Is it acceptable to measure kernel performance using Nsight Compute?

Hello!

I’m in a situation where it’s difficult to measure using cudaEvent or other internal functions, so I’m planning to measure the duration with Nsight Compute and then divide the data throughput by this duration to create a performance metric. I’m wondering if this would be a reliable method.

Thank you for reading my question

Nsight Compute has a reliable timing method. This method is much more accurate and reliable than CUDA Events. NCU default settings are defined to produce deterministic results by fixing the GPU clock rate, and setting the memory system into a more deterministic state. You may want to use the following settings to control these behaviors:

  --cache-control arg (=all)            Control the behavior of the GPU caches during profiling. Allowed values:
                                          all
                                          none
  --clock-control arg (=base)           Control the behavior of the GPU clocks during profiling. Allowed values:
                                          base
                                          (Lock GPU clocks to base)
                                          none
                                          (Don't lock clocks)
                                          reset
                                          (Reset GPU clocks and exit)

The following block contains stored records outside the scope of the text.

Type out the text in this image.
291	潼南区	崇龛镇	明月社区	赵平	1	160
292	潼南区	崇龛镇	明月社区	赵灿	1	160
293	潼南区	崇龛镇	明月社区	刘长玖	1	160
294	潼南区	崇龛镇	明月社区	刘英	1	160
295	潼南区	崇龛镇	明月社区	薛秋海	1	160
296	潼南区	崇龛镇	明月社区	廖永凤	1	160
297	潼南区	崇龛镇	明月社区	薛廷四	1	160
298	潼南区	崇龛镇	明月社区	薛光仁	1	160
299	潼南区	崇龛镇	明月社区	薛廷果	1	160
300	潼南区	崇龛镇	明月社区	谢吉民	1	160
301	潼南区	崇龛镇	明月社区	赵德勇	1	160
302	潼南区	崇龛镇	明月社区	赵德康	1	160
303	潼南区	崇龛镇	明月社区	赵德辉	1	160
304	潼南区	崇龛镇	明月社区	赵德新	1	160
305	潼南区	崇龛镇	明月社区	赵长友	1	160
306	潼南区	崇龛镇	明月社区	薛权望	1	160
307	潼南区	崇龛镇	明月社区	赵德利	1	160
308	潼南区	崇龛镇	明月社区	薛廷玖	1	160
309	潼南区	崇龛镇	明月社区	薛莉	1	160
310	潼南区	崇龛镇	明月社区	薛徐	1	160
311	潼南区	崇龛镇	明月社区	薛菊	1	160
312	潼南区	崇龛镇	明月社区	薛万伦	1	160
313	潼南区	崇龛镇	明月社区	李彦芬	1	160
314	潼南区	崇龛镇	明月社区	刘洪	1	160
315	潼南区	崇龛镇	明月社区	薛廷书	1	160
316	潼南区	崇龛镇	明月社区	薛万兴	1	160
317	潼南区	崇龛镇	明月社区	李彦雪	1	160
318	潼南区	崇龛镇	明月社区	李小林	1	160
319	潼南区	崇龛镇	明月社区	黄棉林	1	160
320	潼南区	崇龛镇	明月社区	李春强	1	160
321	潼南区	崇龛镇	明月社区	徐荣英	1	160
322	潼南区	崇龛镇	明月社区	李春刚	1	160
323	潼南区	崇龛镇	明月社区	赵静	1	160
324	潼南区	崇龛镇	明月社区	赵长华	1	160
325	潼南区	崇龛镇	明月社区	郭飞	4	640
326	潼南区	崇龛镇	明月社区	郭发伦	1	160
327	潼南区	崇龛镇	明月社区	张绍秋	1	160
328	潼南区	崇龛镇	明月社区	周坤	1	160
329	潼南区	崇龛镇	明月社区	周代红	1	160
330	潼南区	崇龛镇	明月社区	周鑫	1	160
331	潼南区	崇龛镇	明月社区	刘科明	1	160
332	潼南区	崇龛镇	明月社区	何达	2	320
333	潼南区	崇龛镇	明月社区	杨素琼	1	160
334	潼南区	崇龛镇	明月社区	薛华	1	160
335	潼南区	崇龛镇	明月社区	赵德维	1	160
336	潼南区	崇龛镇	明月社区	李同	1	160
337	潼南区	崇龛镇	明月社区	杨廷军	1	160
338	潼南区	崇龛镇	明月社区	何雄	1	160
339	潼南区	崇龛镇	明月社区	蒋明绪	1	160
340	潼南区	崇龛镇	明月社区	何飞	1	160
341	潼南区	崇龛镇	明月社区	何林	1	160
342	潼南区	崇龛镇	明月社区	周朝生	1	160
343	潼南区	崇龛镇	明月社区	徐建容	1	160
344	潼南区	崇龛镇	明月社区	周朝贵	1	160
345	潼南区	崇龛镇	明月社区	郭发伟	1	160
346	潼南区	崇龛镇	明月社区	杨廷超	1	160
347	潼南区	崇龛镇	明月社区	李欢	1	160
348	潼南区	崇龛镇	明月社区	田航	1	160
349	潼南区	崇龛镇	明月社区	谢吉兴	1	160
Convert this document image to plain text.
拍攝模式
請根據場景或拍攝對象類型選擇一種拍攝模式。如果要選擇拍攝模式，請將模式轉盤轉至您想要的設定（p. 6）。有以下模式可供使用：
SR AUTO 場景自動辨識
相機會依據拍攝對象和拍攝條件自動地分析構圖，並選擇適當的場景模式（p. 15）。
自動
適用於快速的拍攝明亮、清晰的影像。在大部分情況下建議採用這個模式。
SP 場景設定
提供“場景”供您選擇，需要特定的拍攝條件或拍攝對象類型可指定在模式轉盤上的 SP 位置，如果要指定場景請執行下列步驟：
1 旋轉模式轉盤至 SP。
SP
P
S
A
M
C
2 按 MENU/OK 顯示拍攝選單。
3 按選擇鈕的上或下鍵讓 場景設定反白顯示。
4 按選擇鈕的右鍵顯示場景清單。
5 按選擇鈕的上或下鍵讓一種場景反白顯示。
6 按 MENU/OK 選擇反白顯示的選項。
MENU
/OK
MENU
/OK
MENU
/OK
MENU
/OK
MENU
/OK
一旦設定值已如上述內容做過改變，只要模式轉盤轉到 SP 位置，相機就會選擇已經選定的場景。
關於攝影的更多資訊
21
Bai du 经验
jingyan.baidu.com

Disabling cache control or not locking clocks can result in multi-pass metrics provide less accurate results that can even be out of a valid range due to differences between passes. The default settings try to remove differences between pass; however, this results in the value not being the same.

EXAMPLES OF DIFFERENCES

  1. L2 Priming - If the application does a host to device memcpy then grid in the case of --cache-control=all the L2 will be invalidated losing potential priming done by the memcpy or previous kernel.
  2. Clock Rate - --clock-control=base can impact the compute:bandwidth ratio on 100 class GPUs as HBM based GPUs do not have the ability to change the memory clock; however, base clock will reduce the SM clock.
  3. Concurrent Execution - NCU serialize grids/ranges (depending on settings). This provides all resources to the target grid/range. In normal execution the application may have concurrent execution on the compute engine or copy engines that impact the duration.

Nsight Systems neither fixes the clocks nor caches between kernels/ranges. The timing results between NCU and NSYS can differ even if NCU is set to --cache-control=none, --clock-control=none.

2 Likes

Thank you for your answer!

This topic was automatically closed 14 days after the last reply. New replies are no longer allowed.